When deciding which polynomial fits best remember to set the attribute full to True. The term that follows immediately after the coefficient array is the residuals array, which is the sum of squared residuals of the least squares fit.
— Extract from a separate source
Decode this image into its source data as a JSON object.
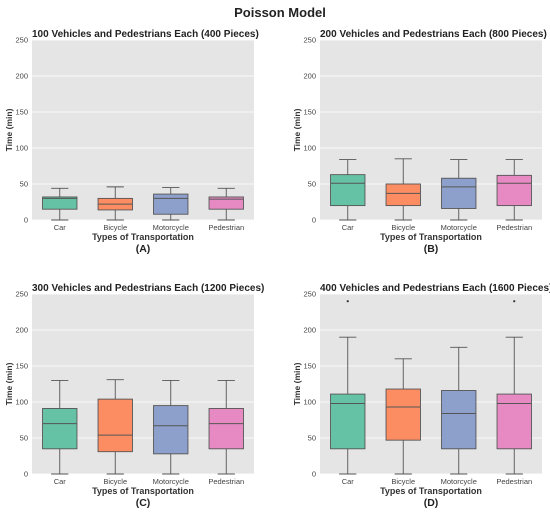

Show/Hide Code numpy_P_4deg.py

# https://stackoverflow.com/questions/18767523/fitting-data-with-numpy
import numpy as np
import numpy.polynomial.polynomial as poly
import matplotlib.pyplot as plt
import seaborn as sns

sns.set_theme()

x = np.array([ 3.08,  3.1 ,  3.12,  3.14,  3.16,  3.18,  3.2 ,  3.22,  3.24,
    3.26,  3.28,  3.3 ,  3.32,  3.34,  3.36,  3.38,  3.4 ,  3.42,
    3.44,  3.46,  3.48,  3.5 ,  3.52,  3.54,  3.56,  3.58,  3.6 ,
    3.62,  3.64,  3.66,  3.68])

y = np.array([ 0.000857,  0.001182,  0.001619,  0.002113,  0.002702,  0.003351,
    0.004062,  0.004754,  0.00546 ,  0.006183,  0.006816,  0.007362,
    0.007844,  0.008207,  0.008474,  0.008541,  0.008539,  0.008445,
    0.008251,  0.007974,  0.007608,  0.007193,  0.006752,  0.006269,
    0.005799,  0.005302,  0.004822,  0.004339,  0.00391 ,  0.003481,
    0.003095])

x_new = np.linspace(x[0], x[-1], num=len(x)*10)

coefs = poly.polyfit(x, y, 4)

ffit = poly.polyval(x_new, coefs)
plt.plot(x_new, ffit, 'r', label='polynomial fit')

'''
# an alternative method to plot
ffit = poly.Polynomial(coefs)    # instead of np.poly1d
plt.plot(x_new, ffit(x_new))
'''

plt.scatter(x, y, color='k', label='data points')
plt.legend()
plt.xlabel('x')
plt.ylabel('y')
plt.title('Fitting 4th Degree Polynomial to Custom Data')
plt.show()

On Seaborn add the attribute order with the polynomial order for non-linear plots. If an outlyer ruins the regression line use robust=True then the outlyer is ignored.